Subtitle this: Setting up new Internet service shouldn't be this difficult.
People with home offices just get no respect from their internet service providers (ISPs).
Here's my tale of woe.
I moved last week, which meant my home office got moved too.
I've used a cable modem happily for almost eight years. When I originally set up that account back in 2000, DSL was more expensive and had a reputation of frequent technical difficulties. I took a pass and never regretted it.
However with my new home office, the phone outlet was closer than the existing cable outlet. I have many friends and colleagues who are happy with DSL. What the heck, I said. Let's give it a try.
I won't mention names (I don't kiss and tell), but I called a telco that offers DSL service in my new 'hood, set up an account and was told I would get a self-installation kit within a few business days by mail. No problem. I did all of this a week before my move date.
A week came and went and the kit didn't arrive. I moved last week and was frankly too busy those first few days to even think about going online. Thursday came and no kit in the mail. Oops! That was a problem. I needed to blog on Friday.
I called the telco that was to be my DSL provider. While on hold for over 30 minutes waiting to talk to a human being, I called my local cable company on my cell phone and asked how long it would take to get me online. I was told it could happen that day. I just needed to drive over to their nearby offices and pick up a modem.
By the time the DSL folk stopped the elevator music and picked up, I asked for the supervisor. I explained the situation. She said they'd lost all records of my account request (although they processed the order for a home phone line in that same phone conversation more than ten days ago).
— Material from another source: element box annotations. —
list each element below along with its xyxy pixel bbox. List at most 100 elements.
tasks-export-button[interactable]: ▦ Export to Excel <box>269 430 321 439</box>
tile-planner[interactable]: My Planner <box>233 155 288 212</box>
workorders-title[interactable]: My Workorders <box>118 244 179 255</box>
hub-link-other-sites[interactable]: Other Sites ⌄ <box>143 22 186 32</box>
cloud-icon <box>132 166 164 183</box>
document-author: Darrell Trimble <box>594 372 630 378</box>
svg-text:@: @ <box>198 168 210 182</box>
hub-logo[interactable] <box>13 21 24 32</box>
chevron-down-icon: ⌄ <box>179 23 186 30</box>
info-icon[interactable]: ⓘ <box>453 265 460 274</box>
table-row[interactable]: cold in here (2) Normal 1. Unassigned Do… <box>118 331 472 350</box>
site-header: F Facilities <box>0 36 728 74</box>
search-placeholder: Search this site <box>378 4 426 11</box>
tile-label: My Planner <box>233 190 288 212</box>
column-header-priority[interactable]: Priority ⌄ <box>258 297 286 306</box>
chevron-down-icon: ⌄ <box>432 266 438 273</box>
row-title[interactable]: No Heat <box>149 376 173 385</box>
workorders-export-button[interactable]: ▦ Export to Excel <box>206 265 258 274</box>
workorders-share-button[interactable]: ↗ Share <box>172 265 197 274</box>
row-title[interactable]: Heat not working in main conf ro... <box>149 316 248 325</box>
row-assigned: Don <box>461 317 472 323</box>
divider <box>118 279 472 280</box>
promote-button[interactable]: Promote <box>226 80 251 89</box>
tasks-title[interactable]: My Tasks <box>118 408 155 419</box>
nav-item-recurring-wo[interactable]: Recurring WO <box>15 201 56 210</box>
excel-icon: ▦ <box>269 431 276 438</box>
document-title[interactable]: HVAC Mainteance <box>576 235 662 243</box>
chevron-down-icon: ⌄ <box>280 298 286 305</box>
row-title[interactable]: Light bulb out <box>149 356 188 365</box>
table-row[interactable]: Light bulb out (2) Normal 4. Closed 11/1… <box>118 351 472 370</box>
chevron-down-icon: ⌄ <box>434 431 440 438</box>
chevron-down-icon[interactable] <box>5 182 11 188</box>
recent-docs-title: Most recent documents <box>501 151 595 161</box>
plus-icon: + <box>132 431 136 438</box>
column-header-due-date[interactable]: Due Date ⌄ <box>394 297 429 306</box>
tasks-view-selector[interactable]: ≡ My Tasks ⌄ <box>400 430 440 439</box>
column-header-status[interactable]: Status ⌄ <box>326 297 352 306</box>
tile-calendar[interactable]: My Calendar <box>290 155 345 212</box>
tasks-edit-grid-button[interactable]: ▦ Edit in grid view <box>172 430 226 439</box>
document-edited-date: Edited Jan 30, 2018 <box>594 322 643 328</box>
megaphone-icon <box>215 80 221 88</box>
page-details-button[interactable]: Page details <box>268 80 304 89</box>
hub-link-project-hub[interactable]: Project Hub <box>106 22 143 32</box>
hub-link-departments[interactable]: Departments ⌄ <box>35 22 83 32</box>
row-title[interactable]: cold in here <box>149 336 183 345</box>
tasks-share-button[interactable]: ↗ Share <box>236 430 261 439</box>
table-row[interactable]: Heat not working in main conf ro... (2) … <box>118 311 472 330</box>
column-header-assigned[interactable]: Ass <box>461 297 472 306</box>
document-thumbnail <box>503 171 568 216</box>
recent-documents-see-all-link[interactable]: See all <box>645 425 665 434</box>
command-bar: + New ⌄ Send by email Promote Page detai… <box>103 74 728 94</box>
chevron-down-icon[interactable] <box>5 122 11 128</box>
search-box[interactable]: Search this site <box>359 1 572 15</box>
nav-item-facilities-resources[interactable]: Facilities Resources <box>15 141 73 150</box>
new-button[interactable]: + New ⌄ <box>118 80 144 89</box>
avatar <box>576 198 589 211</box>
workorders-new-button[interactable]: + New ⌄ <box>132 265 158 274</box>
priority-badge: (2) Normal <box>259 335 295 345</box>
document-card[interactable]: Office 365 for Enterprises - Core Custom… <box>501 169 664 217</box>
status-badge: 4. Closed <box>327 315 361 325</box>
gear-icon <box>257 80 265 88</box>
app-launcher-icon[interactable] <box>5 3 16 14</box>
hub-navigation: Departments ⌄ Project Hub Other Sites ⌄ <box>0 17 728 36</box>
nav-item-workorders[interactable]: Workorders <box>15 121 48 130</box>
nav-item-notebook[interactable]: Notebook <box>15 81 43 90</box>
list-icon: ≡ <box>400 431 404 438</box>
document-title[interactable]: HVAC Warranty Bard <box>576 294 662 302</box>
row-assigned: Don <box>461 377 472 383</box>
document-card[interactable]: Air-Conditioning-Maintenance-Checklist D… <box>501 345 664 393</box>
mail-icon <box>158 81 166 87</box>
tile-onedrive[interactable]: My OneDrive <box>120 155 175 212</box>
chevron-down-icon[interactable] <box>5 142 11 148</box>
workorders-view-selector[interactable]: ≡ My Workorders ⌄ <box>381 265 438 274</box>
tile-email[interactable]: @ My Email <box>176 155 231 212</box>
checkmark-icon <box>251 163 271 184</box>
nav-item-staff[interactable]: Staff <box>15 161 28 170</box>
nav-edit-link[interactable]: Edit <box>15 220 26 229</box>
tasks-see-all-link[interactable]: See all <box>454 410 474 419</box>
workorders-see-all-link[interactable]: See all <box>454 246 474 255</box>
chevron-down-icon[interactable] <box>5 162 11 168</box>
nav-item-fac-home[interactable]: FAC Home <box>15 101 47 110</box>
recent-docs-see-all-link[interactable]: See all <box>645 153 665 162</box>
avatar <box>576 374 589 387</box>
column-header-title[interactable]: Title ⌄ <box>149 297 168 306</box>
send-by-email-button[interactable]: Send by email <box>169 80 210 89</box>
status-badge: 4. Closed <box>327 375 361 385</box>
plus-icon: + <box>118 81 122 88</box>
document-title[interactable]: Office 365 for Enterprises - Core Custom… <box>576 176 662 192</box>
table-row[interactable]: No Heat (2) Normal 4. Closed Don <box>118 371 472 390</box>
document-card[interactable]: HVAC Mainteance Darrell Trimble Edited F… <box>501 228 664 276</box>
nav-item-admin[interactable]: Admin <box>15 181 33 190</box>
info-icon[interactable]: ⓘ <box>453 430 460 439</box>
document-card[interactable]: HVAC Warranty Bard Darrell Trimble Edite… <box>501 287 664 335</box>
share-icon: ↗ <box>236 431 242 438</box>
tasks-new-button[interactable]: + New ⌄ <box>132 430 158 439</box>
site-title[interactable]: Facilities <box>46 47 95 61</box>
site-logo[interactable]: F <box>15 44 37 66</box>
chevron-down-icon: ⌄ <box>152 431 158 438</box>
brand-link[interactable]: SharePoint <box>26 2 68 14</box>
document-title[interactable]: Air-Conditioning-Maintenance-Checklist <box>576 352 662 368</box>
She apologized and said it would take A WEEK to get me online.
I told her my cable company could do it that day and I actually believed them since they had, so far, kept their promises of delivering prompt new services when they installed my cable television earlier in the week.
I then asked if she were me, what would she do? She had to agree, she'd go with the cable modem and couldn't compete with their timing to get me up and running.
How sad! How pathetic!
She did not offer to rush a self-installation kit overnight via FedEx. She did not offer a few months of free service to make up for the wasted time. She offered nothing, except a polite apology and wished me well with my cable modem service.
Walkaway points I'd like to make from this cautionary tale of loss and redemption:
- In this day and age, any internet service provider that takes a whole week to activate a new account needs to stop being an internet service provider and stop torturing would-be customers.
- In any day and age, any company that so willingly lets a potential customer go to a competitor admitting that can't match their service should hang their head low and fire whoever supervises all the account managers.
The debate over cable broadband versus DSL broadband high speed connections continues to rage, especially for home offices and smaller businesses. Cable companies traditionally have focused more on residential customers and left businesses to DSL and T-1 lines, etc. However, over the past year or so, they've become more aggressive of going after the biz crowd.
Which is better? Which is faster? Which is cheaper? Which is more reliable? These are the factors weighed and debated over and over again.
What I've learned is this. Forget who's faster or cheaper. Who has a local office with a human face that has to talk directly to your human face and earn your business? It is easy to dole out bad customer service by phone. It's a little trickier doing it in person.
Your local cable company may actually be a huge cable operator like Comcast or Charter, but there's a store front in your area with a fleet of technician vans out back. They are organized to mobilize and send out a live body to the homes and offices of customers on a dime. They also have a public lobby with human reps manning the front desk.